Celebrating the astonishing creative courage of the composers and performers who were permitted their "Leisure Time Activities" so that the Nazis might obscure the reality of Holocaust requires the sort of range of expression that von Otter has. Because while Ullman, Pavel Haas and Erwin Schulhoff were major contemporary composers whose work sounds very much at the cutting edge of the mid-20th century, Karel Svenk's music sits somewhere between Weimar cabaret and a barn dance (with a distinct similarity to Jimmy Shand at times) and young Robert Dauber's sole surviving piece, a Violin Sonata preceded by an affecting poem, is almost Palm Court.

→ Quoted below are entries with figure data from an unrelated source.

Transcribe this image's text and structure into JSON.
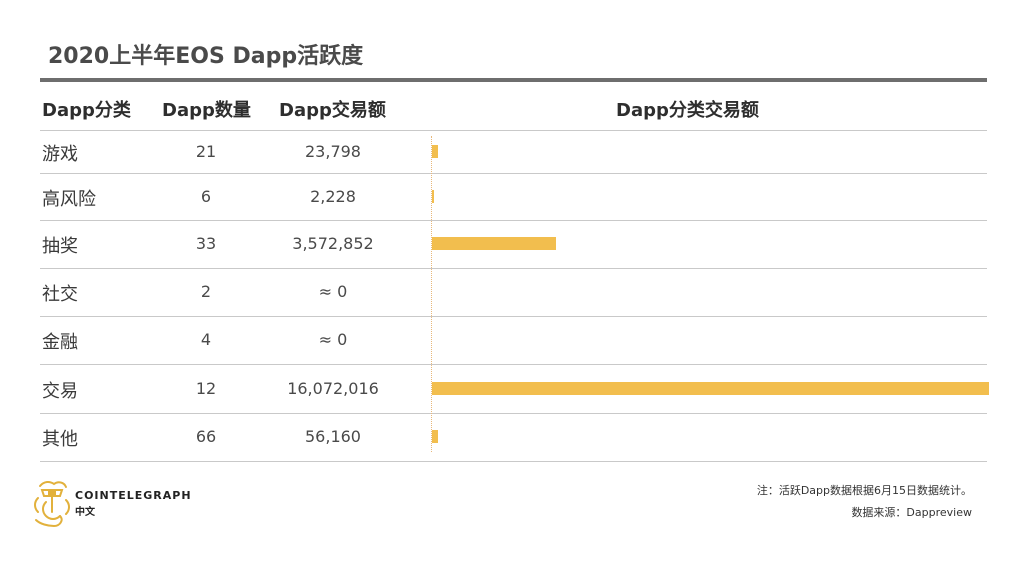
{
  "title": "2020上半年EOS Dapp活跃度",
  "table": {
    "headers": {
      "category": "Dapp分类",
      "count": "Dapp数量",
      "volume": "Dapp交易额",
      "chart": "Dapp分类交易额"
    },
    "rows": [
      {
        "category": "游戏",
        "count": "21",
        "volume": "23,798"
      },
      {
        "category": "高风险",
        "count": "6",
        "volume": "2,228"
      },
      {
        "category": "抽奖",
        "count": "33",
        "volume": "3,572,852"
      },
      {
        "category": "社交",
        "count": "2",
        "volume": "≈ 0"
      },
      {
        "category": "金融",
        "count": "4",
        "volume": "≈ 0"
      },
      {
        "category": "交易",
        "count": "12",
        "volume": "16,072,016"
      },
      {
        "category": "其他",
        "count": "66",
        "volume": "56,160"
      }
    ]
  },
  "chart_data": {
    "type": "bar",
    "orientation": "horizontal",
    "title": "Dapp分类交易额",
    "categories": [
      "游戏",
      "高风险",
      "抽奖",
      "社交",
      "金融",
      "交易",
      "其他"
    ],
    "values": [
      23798,
      2228,
      3572852,
      0,
      0,
      16072016,
      56160
    ],
    "xlim": [
      0,
      16072016
    ],
    "bar_color": "#f2be4e",
    "grid": false
  },
  "footer": {
    "brand": "COINTELEGRAPH",
    "brand_sub": "中文",
    "note": "注：活跃Dapp数据根据6月15日数据统计。",
    "source": "数据来源：Dappreview"
  },
  "colors": {
    "bar": "#f2be4e",
    "title_rule": "#6e6e6e",
    "logo": "#e2b13c"
  },
  "icons": {
    "logo": "cointelegraph-logo-icon"
  }
}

But after many years promoting this repertoire and the stories behind it, these musicians can both attempt to recreate what the concerts may have been like, by segueing from Schulhoff into Bach, and underline the grim reality of their situation by closing with the lullaby that poet and songwriter Ilse Weber reportedly sang to the children as they were led to the gas chamber. That one son escaped before war broke out and lived later in Stockholm is clearly a significant link for the soprano.